When light travels from a rarer (less optically dense) medium to a denser medium, such as from air to water or from air to glass, the path difference refers to the difference in the optical path length traveled by light rays entering the medium at different angles. This path difference is due to the change in the refractive index between the two media.
When light enters a denser medium, it undergoes refraction, which means it changes direction and its velocity decreases. The change in velocity is due to the change in the refractive index of the medium, which is a measure of how much the speed of light is reduced in that medium compared to its speed in a vacuum.
The path difference can be calculated using Snell's law, which relates the angles of incidence and refraction to the refractive indices of the two media. Snell's law is given by:
n1 * sin(theta1) = n2 * sin(theta2)
where:
- n1 and n2 are the refractive indices of the initial (rarer) and final (denser) mediums, respectively.
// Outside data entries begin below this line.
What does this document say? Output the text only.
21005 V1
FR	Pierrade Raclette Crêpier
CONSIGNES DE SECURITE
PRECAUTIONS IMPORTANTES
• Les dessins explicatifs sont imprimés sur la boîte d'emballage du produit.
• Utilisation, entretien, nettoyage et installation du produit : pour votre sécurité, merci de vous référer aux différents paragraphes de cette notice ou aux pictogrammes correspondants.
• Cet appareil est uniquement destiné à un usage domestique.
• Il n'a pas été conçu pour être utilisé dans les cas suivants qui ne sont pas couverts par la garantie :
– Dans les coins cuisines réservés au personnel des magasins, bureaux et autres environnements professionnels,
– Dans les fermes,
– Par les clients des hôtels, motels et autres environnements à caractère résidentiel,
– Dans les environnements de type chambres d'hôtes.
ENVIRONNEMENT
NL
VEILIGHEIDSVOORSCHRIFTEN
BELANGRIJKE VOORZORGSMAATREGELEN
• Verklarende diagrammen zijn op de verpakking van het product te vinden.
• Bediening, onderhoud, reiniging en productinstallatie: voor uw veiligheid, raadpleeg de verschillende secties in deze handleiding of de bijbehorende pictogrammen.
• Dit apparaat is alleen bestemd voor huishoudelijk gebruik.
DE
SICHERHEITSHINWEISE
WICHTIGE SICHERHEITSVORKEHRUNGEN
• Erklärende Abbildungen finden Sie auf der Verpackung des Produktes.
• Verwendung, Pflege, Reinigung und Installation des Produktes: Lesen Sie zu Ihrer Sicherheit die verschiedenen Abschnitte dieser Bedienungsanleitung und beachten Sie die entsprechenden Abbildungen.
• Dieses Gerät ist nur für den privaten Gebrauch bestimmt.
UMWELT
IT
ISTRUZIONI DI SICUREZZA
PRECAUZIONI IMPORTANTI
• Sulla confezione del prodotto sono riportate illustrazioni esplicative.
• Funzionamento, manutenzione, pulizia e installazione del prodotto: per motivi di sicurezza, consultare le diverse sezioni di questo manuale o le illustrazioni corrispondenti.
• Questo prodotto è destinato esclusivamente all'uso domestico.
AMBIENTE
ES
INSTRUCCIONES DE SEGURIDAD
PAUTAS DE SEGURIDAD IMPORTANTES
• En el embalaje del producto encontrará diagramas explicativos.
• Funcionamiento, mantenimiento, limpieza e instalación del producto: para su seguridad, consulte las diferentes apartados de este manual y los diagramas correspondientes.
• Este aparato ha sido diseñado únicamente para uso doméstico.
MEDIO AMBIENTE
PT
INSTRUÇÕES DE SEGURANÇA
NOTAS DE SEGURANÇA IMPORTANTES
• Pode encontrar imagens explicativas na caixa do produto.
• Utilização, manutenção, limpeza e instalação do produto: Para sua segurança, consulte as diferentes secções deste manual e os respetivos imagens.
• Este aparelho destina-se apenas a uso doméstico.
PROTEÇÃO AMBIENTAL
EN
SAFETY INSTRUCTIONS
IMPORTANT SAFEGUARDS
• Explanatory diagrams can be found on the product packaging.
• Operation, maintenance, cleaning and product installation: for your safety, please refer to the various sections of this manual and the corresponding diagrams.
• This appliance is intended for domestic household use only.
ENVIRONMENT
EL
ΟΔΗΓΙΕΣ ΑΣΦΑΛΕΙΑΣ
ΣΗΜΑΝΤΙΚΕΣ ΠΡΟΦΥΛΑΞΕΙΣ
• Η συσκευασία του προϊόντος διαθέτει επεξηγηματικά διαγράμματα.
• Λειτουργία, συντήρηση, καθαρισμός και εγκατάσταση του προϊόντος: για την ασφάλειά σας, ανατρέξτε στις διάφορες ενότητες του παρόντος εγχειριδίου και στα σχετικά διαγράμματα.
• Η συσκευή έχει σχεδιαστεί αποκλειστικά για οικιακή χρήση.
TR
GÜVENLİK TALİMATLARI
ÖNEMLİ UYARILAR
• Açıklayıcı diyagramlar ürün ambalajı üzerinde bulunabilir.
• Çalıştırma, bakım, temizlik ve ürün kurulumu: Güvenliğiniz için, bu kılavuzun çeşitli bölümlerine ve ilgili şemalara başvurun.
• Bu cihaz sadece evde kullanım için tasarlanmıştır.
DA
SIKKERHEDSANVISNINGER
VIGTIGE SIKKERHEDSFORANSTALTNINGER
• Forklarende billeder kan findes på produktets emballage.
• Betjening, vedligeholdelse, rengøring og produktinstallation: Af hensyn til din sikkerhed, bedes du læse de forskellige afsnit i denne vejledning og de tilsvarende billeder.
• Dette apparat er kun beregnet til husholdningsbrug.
- theta1 and theta2 are the angles of incidence and refraction, respectively.
The path difference is the difference in distance traveled by two light rays that enter the medium at different angles but meet at a common point. This path difference can lead to various optical phenomena, such as refraction, reflection, or interference, depending on the specific circumstances and the angle of incidence.
It's important to note that the path difference refers to the difference in optical path length, not the geometric distance traveled by the light. The optical path length takes into account the refractive index of the medium and is given by the product of the geometric distance and the refractive index.